The ORR, whose regulatory remit includes the UK's rail network and the strategic road network, has set out six key objectives for coming 12 months, one of which is a safer railway.
Working alongside National Rail, ORR says it also aims to improve worker safety by prioritising safer access to tracks and stations, better monitoring of bridges, embankments and buildings, and paying closer attention to the training, supervision and monitoring of signallers.
"Signaller competence has generated some recent cause for concern", the plan says, adding that it will "look closely at train operators' systems for working when the network is operating during disruption, or with restrictions (such as failed signals), and how they manage the risks".
"We will work with freight operators to ensure safer loading," says the ORR. "Asymmetric loading can be a particular cause of derailments."
In an effort to improve occupational health, the ORR says it will begin to monitor fatigue among safety-critical workers, and is also working with the rail industry to devise strategies intended to resolve respiratory illness, hand/arm vibration syndrome and musculoskeletal damage.
According to the plan, examining the application of the Construction (Design and Management) Regulations, management of driver competence and signalling compliance will help improve London Underground operator Transport for London's already "impressive safety record".
"Finally," the plan says, "we plan to review and improve our approach to identifying, measuring and managing risk, ensuring compliance and enhancing inspector competence. This will include methods for enhanced analysis and horizon scanning to identify emerging risk. The outcome will be an improvement to our published strategic risk chapters and planning for regulatory intervention."

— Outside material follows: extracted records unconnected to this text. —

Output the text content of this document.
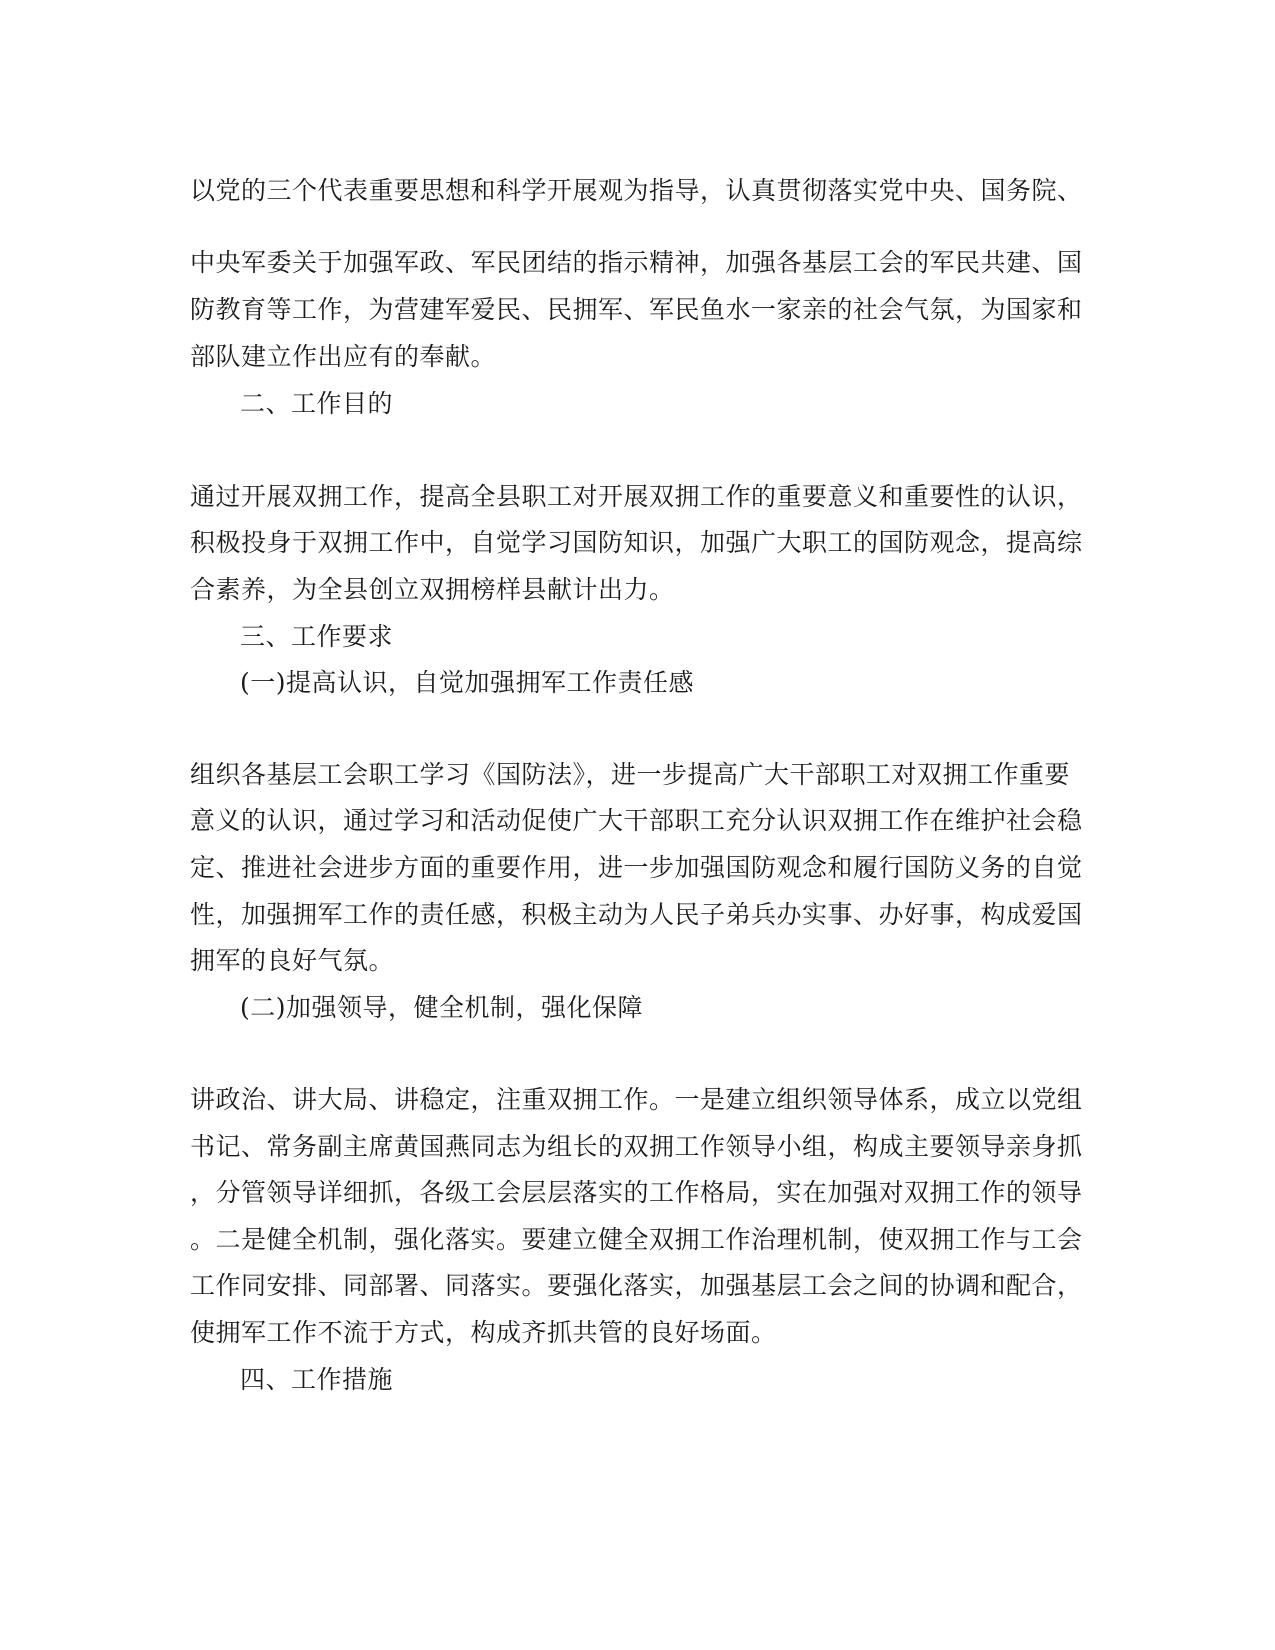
以党的三个代表重要思想和科学开展观为指导，认真贯彻落实党中央、国务院、
中央军委关于加强军政、军民团结的指示精神，加强各基层工会的军民共建、国
防教育等工作，为营建军爱民、民拥军、军民鱼水一家亲的社会气氛，为国家和
部队建立作出应有的奉献。
二、工作目的
通过开展双拥工作，提高全县职工对开展双拥工作的重要意义和重要性的认识，
积极投身于双拥工作中，自觉学习国防知识，加强广大职工的国防观念，提高综
合素养，为全县创立双拥榜样县献计出力。
三、工作要求
(一)提高认识，自觉加强拥军工作责任感
组织各基层工会职工学习《国防法》，进一步提高广大干部职工对双拥工作重要
意义的认识，通过学习和活动促使广大干部职工充分认识双拥工作在维护社会稳
定、推进社会进步方面的重要作用，进一步加强国防观念和履行国防义务的自觉
性，加强拥军工作的责任感，积极主动为人民子弟兵办实事、办好事，构成爱国
拥军的良好气氛。
(二)加强领导，健全机制，强化保障
讲政治、讲大局、讲稳定，注重双拥工作。一是建立组织领导体系，成立以党组
书记、常务副主席黄国燕同志为组长的双拥工作领导小组，构成主要领导亲身抓
，分管领导详细抓，各级工会层层落实的工作格局，实在加强对双拥工作的领导
。二是健全机制，强化落实。要建立健全双拥工作治理机制，使双拥工作与工会
工作同安排、同部署、同落实。要强化落实，加强基层工会之间的协调和配合，
使拥军工作不流于方式，构成齐抓共管的良好场面。
四、工作措施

A record 332 people died on the UK's railways in 2014, the latest year for which figures are available, a rise of 32 on the 2013 total, which was the previous highest in 11 years of monitoring. Suspected suicides accounted for 293 of the 332 deaths and 22 were fatal injuries to trespassers. There were five fatal accidents involving rail workers, including two train drivers killed at level crossings. There were no passenger fatalities for the eighth year in succession.
In her introduction to the plan, ORR chief executive Joanna Whittington says there have been several reviews of the rail network and regulator by bodies including the Department for Transport and the Competition and Market Authority.
"The obligation for the rail industry to improve health and safety on the rail network for passengers, the workforce and the general public remains unaltered," writes Whittington. "Any practical changes arising as a result of the reviews should improve or, at the very least not decrease, the current levels of health and safety inherent in the industry."
In regulating the road network, a role it acquired two years ago, the ORR says that network operator Highways England has a five-year plan that includes a 40% reduction in the number of people killed or seriously injured on highways by the end of 2020 and it will monitor the agency's progress against that target.
The remaining objectives the ORR says it will focus on this year are: better customer service, value for money from the railway, better highways, promoting a dynamic and commercially sustainable rail sector, and high-performing regulation.